O ceticismo dos sádicos (publicado originalmente em 6/2/2021)
Suécia, meados do século 19. A trupe do mágico Albert Vogler vai a uma cidadezinha para se apresentar e 'recomeçar' a carreira. Estão fugindo da polícia norueguesa (isso só é sabido depois). Viajam num coche.
No traslado, lamúrias e pequenas constatações sobre a existência e a esperteza. De repente, ouvem-se gritos. É um ator doente, abandonado, prestes a morrer. Ao chegarem, um grupo de céticos está à espera e deseja interrogá-los com o objetivo de desmascarar o líder.
Sim, esta é mais uma coluna sobre Ingmar Bergman e suas fitas ambíguas, dilacerantes. No caso, 'O Rosto' (1958). O elenco tem a patota predileta do diretor: Gunnar Björnstrand, Bengt Ekerot, Äke Fridell, Max von Sydow, e as belas atrizes-musas Bibi Andersson, Ingrid Thulin e Birgitta Pettersson.

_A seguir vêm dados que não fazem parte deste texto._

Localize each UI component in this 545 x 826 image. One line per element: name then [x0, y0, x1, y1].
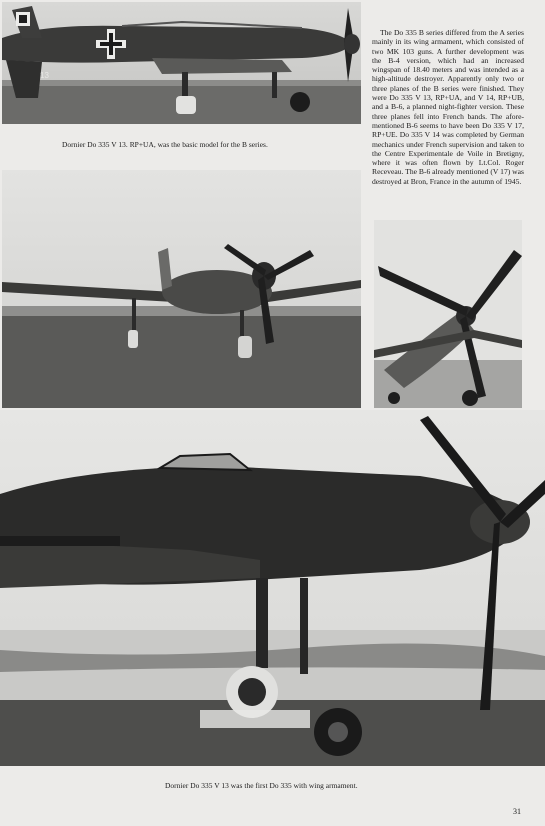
article-body-text: The Do 335 B series differed from the A series mainly in its wing armament, which consisted of two MK 103 guns. A further development was the B-4 version, which had an increased wingspan of 18.40 meters and was intended as a high-altitude destroyer. Apparently only two or three planes of the B series were finished. They were Do 335 V 13, RP+UA, and V 14, RP+UB, and a B-6, a planned night-fighter version. These three planes fell into French bands. The afore-mentioned B-6 seems to have been Do 335 V 17, RP+UE. Do 335 V 14 was completed by German mechanics under French supervision and taken to the Centre Experimentale de Voile in Bretigny, where it was often flown by Lt.Col. Roger Receveau. The B-6 already mentioned (V 17) was destroyed at Bron, France in the autumn of 1945. [372, 28, 524, 186]
photo-do335-nose-view [374, 220, 522, 408]
photo-do335-front-quarter [2, 170, 361, 408]
photo-do335-v13-side [2, 2, 361, 124]
photo-do335-v13-wing-armament [0, 410, 545, 766]
caption-top-left: Dornier Do 335 V 13. RP+UA, was the basic model for the B series. [62, 140, 268, 149]
caption-bottom: Dornier Do 335 V 13 was the first Do 335 with wing armament. [165, 781, 358, 790]
page-number: 31 [513, 807, 521, 816]
fuselage-number: 13 [40, 71, 49, 80]
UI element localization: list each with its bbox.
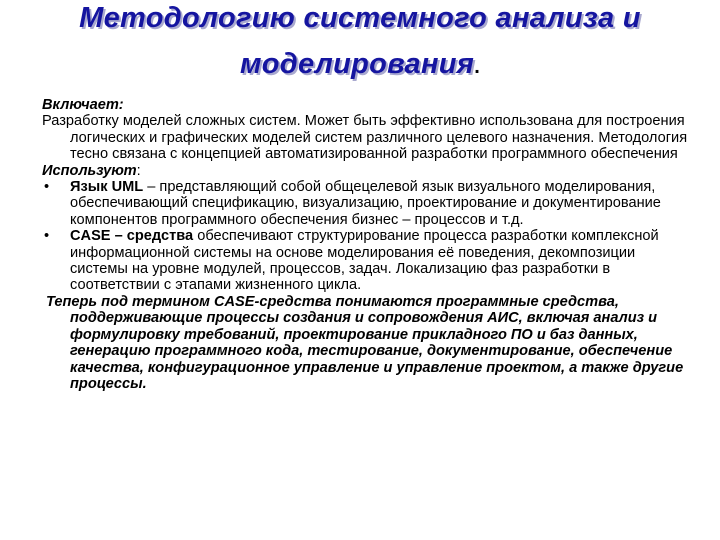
- uses-colon: :: [136, 162, 141, 179]
- bullet-marker: •: [44, 228, 50, 245]
- bullet-text: обеспечивают структурирование процесса разработки комплексной информационной системы на основе моделирования её поведения, декомпозиции системы на уровне модулей, процессов, задач. Локализацию фаз разработки в соответствии с этапами жизненного цикла.: [70, 228, 659, 294]
- bullet-case: [42, 228, 692, 294]
- bullet-uml: [42, 179, 692, 228]
- bullet-marker: •: [44, 179, 50, 196]
- includes-label: Включает:: [42, 97, 124, 113]
- bullet-term: CASE – средства: [70, 228, 194, 245]
- title-dot: .: [474, 56, 481, 78]
- uses-label: Используют: [42, 162, 137, 179]
- slide-body: [42, 97, 692, 392]
- title-line-2-text: моделирования: [239, 48, 475, 80]
- includes-paragraph: Разработку моделей сложных систем. Может быть эффективно использована для построения логических и графических моделей систем различного целевого назначения. Методология тесно связана с концепцией автоматизированной разработки программного обеспечения: [42, 113, 688, 163]
- uses-label-line: [42, 163, 692, 179]
- title-line-2: [20, 48, 700, 81]
- includes-label-line: [42, 97, 692, 113]
- bullet-term: Язык UML: [70, 179, 144, 196]
- title-line-1: Методологию системного анализа и: [79, 2, 641, 34]
- bullet-text: – представляющий собой общецелевой язык визуального моделирования, обеспечивающий спецификацию, визуализацию, проектирование и документирование компонентов программного обеспечения бизнес – процессов и т.д.: [70, 179, 661, 228]
- case-definition-paragraph: Теперь под термином CASE-средства понимаются программные средства, поддерживающие процессы создания и сопровождения АИС, включая анализ и формулировку требований, проектирование прикладного ПО и баз данных, генерацию программного кода, тестирование, документирование, обеспечение качества, конфигурационное управление и управление проектом, а также другие процессы.: [46, 293, 684, 392]
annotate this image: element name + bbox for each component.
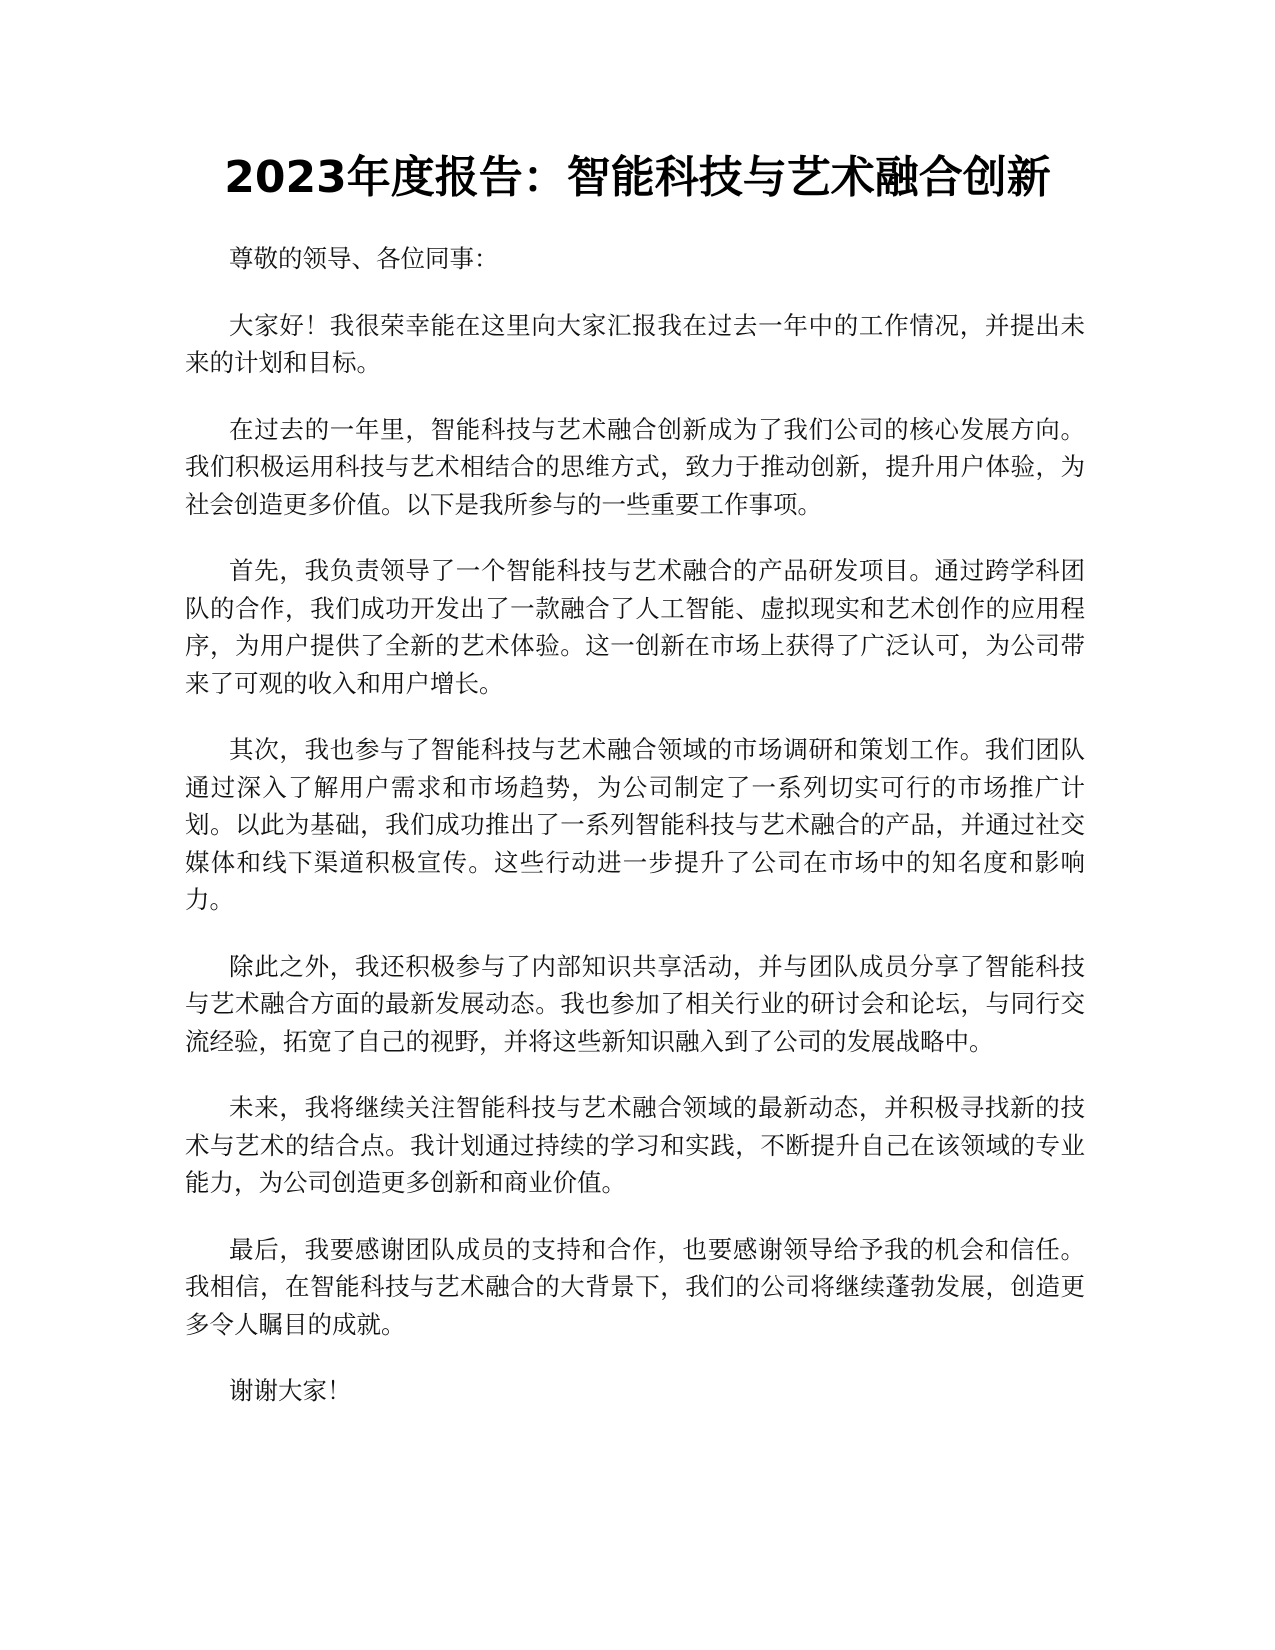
paragraph-overview: 在过去的一年里，智能科技与艺术融合创新成为了我们公司的核心发展方向。我们积极运用科技与艺术相结合的思维方式，致力于推动创新，提升用户体验，为社会创造更多价值。以下是我所参与的一些重要工作事项。 [185, 414, 1085, 519]
document-body [185, 240, 1085, 1439]
paragraph-knowledge-sharing: 除此之外，我还积极参与了内部知识共享活动，并与团队成员分享了智能科技与艺术融合方面的最新发展动态。我也参加了相关行业的研讨会和论坛，与同行交流经验，拓宽了自己的视野，并将这些新知识融入到了公司的发展战略中。 [185, 951, 1085, 1056]
paragraph-salutation: 尊敬的领导、各位同事： [229, 244, 499, 273]
paragraph-product-project: 首先，我负责领导了一个智能科技与艺术融合的产品研发项目。通过跨学科团队的合作，我们成功开发出了一款融合了人工智能、虚拟现实和艺术创作的应用程序，为用户提供了全新的艺术体验。这一创新在市场上获得了广泛认可，为公司带来了可观的收入和用户增长。 [185, 556, 1085, 698]
paragraph-market-research: 其次，我也参与了智能科技与艺术融合领域的市场调研和策划工作。我们团队通过深入了解用户需求和市场趋势，为公司制定了一系列切实可行的市场推广计划。以此为基础，我们成功推出了一系列智能科技与艺术融合的产品，并通过社交媒体和线下渠道积极宣传。这些行动进一步提升了公司在市场中的知名度和影响力。 [185, 735, 1085, 914]
paragraph-thanks: 最后，我要感谢团队成员的支持和合作，也要感谢领导给予我的机会和信任。我相信，在智能科技与艺术融合的大背景下，我们的公司将继续蓬勃发展，创造更多令人瞩目的成就。 [185, 1234, 1085, 1339]
document-title: 2023年度报告：智能科技与艺术融合创新 [224, 152, 1051, 203]
paragraph-closing: 谢谢大家！ [229, 1376, 352, 1405]
paragraph-future-plans: 未来，我将继续关注智能科技与艺术融合领域的最新动态，并积极寻找新的技术与艺术的结合点。我计划通过持续的学习和实践，不断提升自己在该领域的专业能力，为公司创造更多创新和商业价值。 [185, 1093, 1085, 1197]
paragraph-greeting: 大家好！我很荣幸能在这里向大家汇报我在过去一年中的工作情况，并提出未来的计划和目标。 [185, 310, 1085, 377]
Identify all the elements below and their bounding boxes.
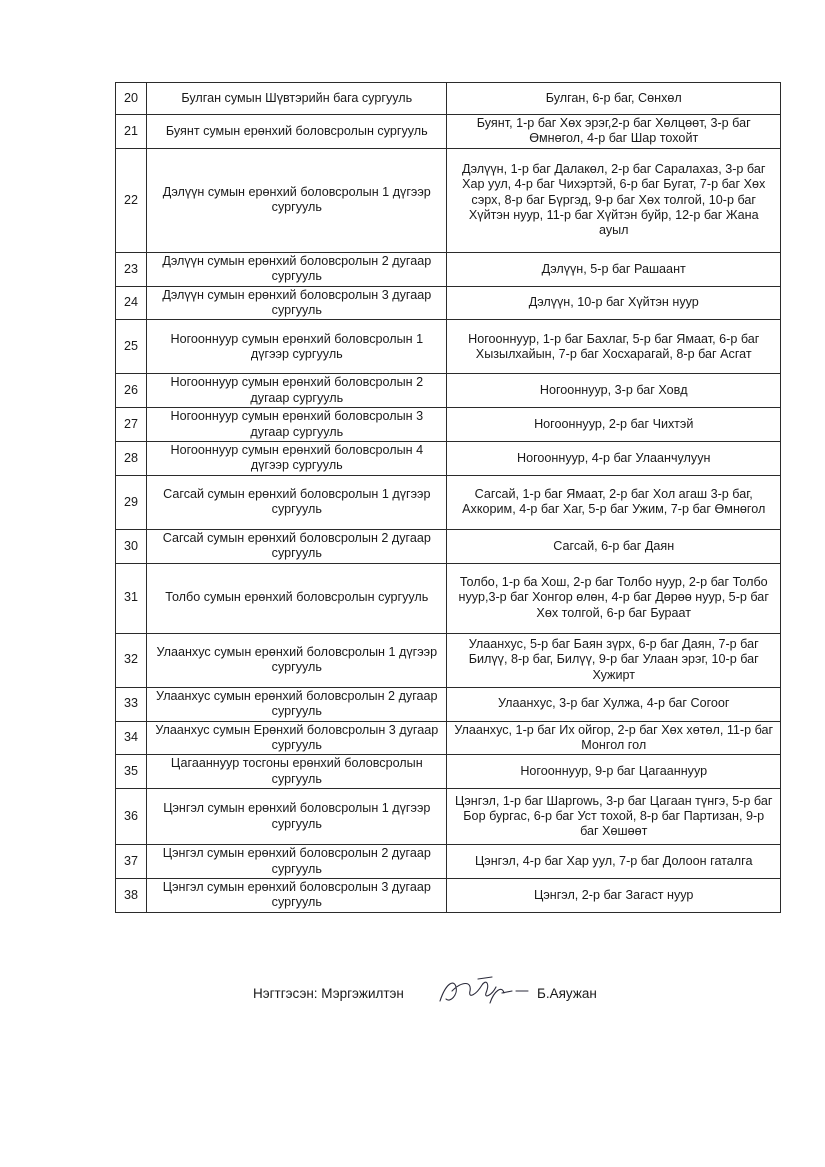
- area-description: Толбо, 1-р ба Хош, 2-р баг Толбо нуур, 2-р баг Толбо нуур,3-р баг Хонгор өлөн, 4-р баг Дөрөө нуур, 5-р баг Хөх толгой, 6-р баг Бураат: [447, 563, 781, 633]
- table-row: [116, 83, 781, 115]
- table-row: [116, 374, 781, 408]
- row-number: 37: [116, 845, 147, 879]
- school-name: Ногооннуур сумын ерөнхий боловсролын 2 дугаар сургууль: [147, 374, 447, 408]
- row-number: 31: [116, 563, 147, 633]
- table-row: [116, 845, 781, 879]
- table-row: [116, 115, 781, 149]
- area-description: Дэлүүн, 5-р баг Рашаант: [447, 252, 781, 286]
- school-name: Цэнгэл сумын ерөнхий боловсролын 2 дугаар сургууль: [147, 845, 447, 879]
- compiler-name: Б.Аяужан: [537, 986, 597, 1001]
- school-name: Булган сумын Шүвтэрийн бага сургууль: [147, 83, 447, 115]
- row-number: 33: [116, 687, 147, 721]
- table-body: [116, 83, 781, 913]
- row-number: 38: [116, 878, 147, 912]
- handwritten-signature: [432, 973, 532, 1013]
- area-description: Ногооннуур, 2-р баг Чихтэй: [447, 408, 781, 442]
- table-row: [116, 878, 781, 912]
- school-name: Цагааннуур тосгоны ерөнхий боловсролын сургууль: [147, 755, 447, 789]
- table-row: [116, 529, 781, 563]
- row-number: 23: [116, 252, 147, 286]
- area-description: Булган, 6-р баг, Сөнхөл: [447, 83, 781, 115]
- school-name: Цэнгэл сумын ерөнхий боловсролын 1 дүгээр сургууль: [147, 789, 447, 845]
- row-number: 32: [116, 633, 147, 687]
- row-number: 36: [116, 789, 147, 845]
- school-name: Дэлүүн сумын ерөнхий боловсролын 3 дугаар сургууль: [147, 286, 447, 320]
- area-description: Сагсай, 1-р баг Ямаат, 2-р баг Хол агаш 3-р баг, Ахкорим, 4-р баг Хаг, 5-р баг Ужим, 7-р баг Өмнөгол: [447, 475, 781, 529]
- table-row: [116, 789, 781, 845]
- schools-table: [115, 82, 781, 913]
- table-row: [116, 286, 781, 320]
- row-number: 35: [116, 755, 147, 789]
- table-row: [116, 755, 781, 789]
- area-description: Цэнгэл, 2-р баг Загаст нуур: [447, 878, 781, 912]
- area-description: Ногооннуур, 1-р баг Бахлаг, 5-р баг Ямаат, 6-р баг Хызылхайын, 7-р баг Хосхарагай, 8-р баг Асгат: [447, 320, 781, 374]
- row-number: 28: [116, 442, 147, 476]
- table-row: [116, 475, 781, 529]
- school-name: Дэлүүн сумын ерөнхий боловсролын 1 дүгээр сургууль: [147, 148, 447, 252]
- area-description: Буянт, 1-р баг Хөх эрэг,2-р баг Хөлцөөт, 3-р баг Өмнөгол, 4-р баг Шар тохойт: [447, 115, 781, 149]
- signature-footer: [0, 983, 825, 1013]
- row-number: 21: [116, 115, 147, 149]
- row-number: 30: [116, 529, 147, 563]
- school-name: Буянт сумын ерөнхий боловсролын сургууль: [147, 115, 447, 149]
- school-name: Сагсай сумын ерөнхий боловсролын 1 дүгээр сургууль: [147, 475, 447, 529]
- school-name: Ногооннуур сумын ерөнхий боловсролын 4 дүгээр сургууль: [147, 442, 447, 476]
- table-row: [116, 687, 781, 721]
- row-number: 29: [116, 475, 147, 529]
- school-name: Улаанхус сумын Ерөнхий боловсролын 3 дугаар сургууль: [147, 721, 447, 755]
- table-row: [116, 563, 781, 633]
- area-description: Ногооннуур, 4-р баг Улаанчулуун: [447, 442, 781, 476]
- school-name: Толбо сумын ерөнхий боловсролын сургууль: [147, 563, 447, 633]
- school-name: Улаанхус сумын ерөнхий боловсролын 2 дугаар сургууль: [147, 687, 447, 721]
- school-name: Сагсай сумын ерөнхий боловсролын 2 дугаар сургууль: [147, 529, 447, 563]
- school-name: Цэнгэл сумын ерөнхий боловсролын 3 дугаар сургууль: [147, 878, 447, 912]
- area-description: Ногооннуур, 3-р баг Ховд: [447, 374, 781, 408]
- school-name: Ногооннуур сумын ерөнхий боловсролын 1 дүгээр сургууль: [147, 320, 447, 374]
- school-name: Дэлүүн сумын ерөнхий боловсролын 2 дугаар сургууль: [147, 252, 447, 286]
- row-number: 25: [116, 320, 147, 374]
- row-number: 22: [116, 148, 147, 252]
- table-row: [116, 148, 781, 252]
- table-row: [116, 252, 781, 286]
- area-description: Ногооннуур, 9-р баг Цагааннуур: [447, 755, 781, 789]
- row-number: 27: [116, 408, 147, 442]
- area-description: Цэнгэл, 1-р баг Шаргоwь, 3-р баг Цагаан түнгэ, 5-р баг Бор бургас, 6-р баг Уст тохой, 8-р баг Партизан, 9-р баг Хөшөөт: [447, 789, 781, 845]
- area-description: Улаанхус, 1-р баг Их ойгор, 2-р баг Хөх хөтөл, 11-р баг Монгол гол: [447, 721, 781, 755]
- area-description: Улаанхус, 3-р баг Хулжа, 4-р баг Согоог: [447, 687, 781, 721]
- table-row: [116, 320, 781, 374]
- area-description: Цэнгэл, 4-р баг Хар уул, 7-р баг Долоон гаталга: [447, 845, 781, 879]
- table-row: [116, 408, 781, 442]
- area-description: Сагсай, 6-р баг Даян: [447, 529, 781, 563]
- table-row: [116, 633, 781, 687]
- row-number: 26: [116, 374, 147, 408]
- row-number: 24: [116, 286, 147, 320]
- school-name: Ногооннуур сумын ерөнхий боловсролын 3 дугаар сургууль: [147, 408, 447, 442]
- school-name: Улаанхус сумын ерөнхий боловсролын 1 дүгээр сургууль: [147, 633, 447, 687]
- table-row: [116, 721, 781, 755]
- table-row: [116, 442, 781, 476]
- compiler-role: Нэгтгэсэн: Мэргэжилтэн: [253, 986, 404, 1001]
- area-description: Улаанхус, 5-р баг Баян зүрх, 6-р баг Даян, 7-р баг Билүү, 8-р баг, Билүү, 9-р баг Улаан эрэг, 10-р баг Хужирт: [447, 633, 781, 687]
- row-number: 20: [116, 83, 147, 115]
- area-description: Дэлүүн, 10-р баг Хүйтэн нуур: [447, 286, 781, 320]
- row-number: 34: [116, 721, 147, 755]
- area-description: Дэлүүн, 1-р баг Далакөл, 2-р баг Саралахаз, 3-р баг Хар уул, 4-р баг Чихэртэй, 6-р баг Бугат, 7-р баг Хөх сэрх, 8-р баг Бүргэд, 9-р баг Хөх толгой, 10-р баг Хүйтэн нуур, 11-р баг Хүйтэн буйр, 12-р баг Жана ауыл: [447, 148, 781, 252]
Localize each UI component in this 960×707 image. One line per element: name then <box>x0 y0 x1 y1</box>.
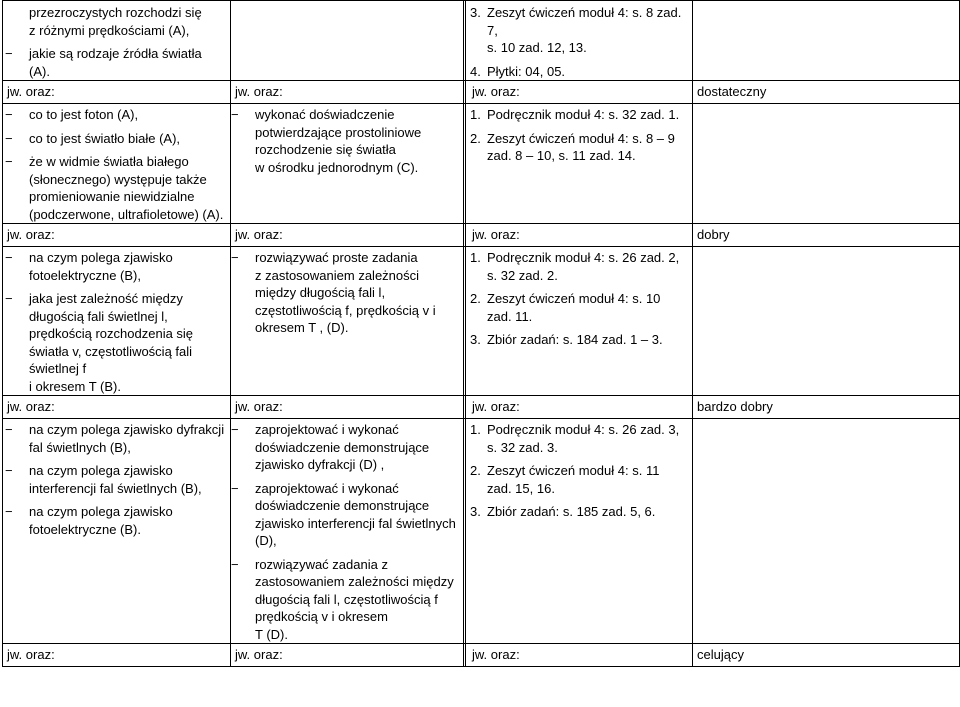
list-item-line: fotoelektryczne (B). <box>29 521 141 537</box>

Bergman também escreveu o roteiro e nos mostra o quão sádico o ser humano pode ser quando aspira humilhar alguém. Gunnar é Vergerus, ministro da Saúde local. É por meio dele que descobriremos se a equipe de artistas está ou não vacilando na atitude de representar.
Max, na pele do chefe Vogler, está magnífico como sempre. O espectador nota que há algo de estranho em seu comportamento. Afinal, para que barbas e cabelos falsos, pergunta um dos inquisidores. Ingrid é mr. Aman, 'parceiro' do mágico nas encenações, e também esconde um segredo.
Bergman usa a metalinguagem na película. 'O Rosto' pode ser caracterizado como filme de terror, mas é mais do que isso. Charlatanismo, religiosidade, temeridade e sagacidade estão na pauta da trama.
Vogler é interrogado, testado e tentado a usar suas artimanhas a ludibriar os perguntadores. A partir daí o longa-metragem caminha. O cineasta envereda por histórias paralelas, como a das criadas medrosas e fanáticas pela 'poção do amor' dada por um dos integrantes da trupe.
Porém, o jogo de Vogler continua. Até onde vai a credibilidade do artista? O cenário lúgubre, apimentado pela excelente direção de arte, dá o tom do horror do ambiente ameaçador. É mais ou menos o mesmo artifício que o diretor sueco usaria 11 anos depois, em 1969, no filme 'O Rito', quando um grupo de artistas é confrontado por sua peça de teatro ser 'ousada demais'. Duração: 101 minutos. Cotação: ótimo.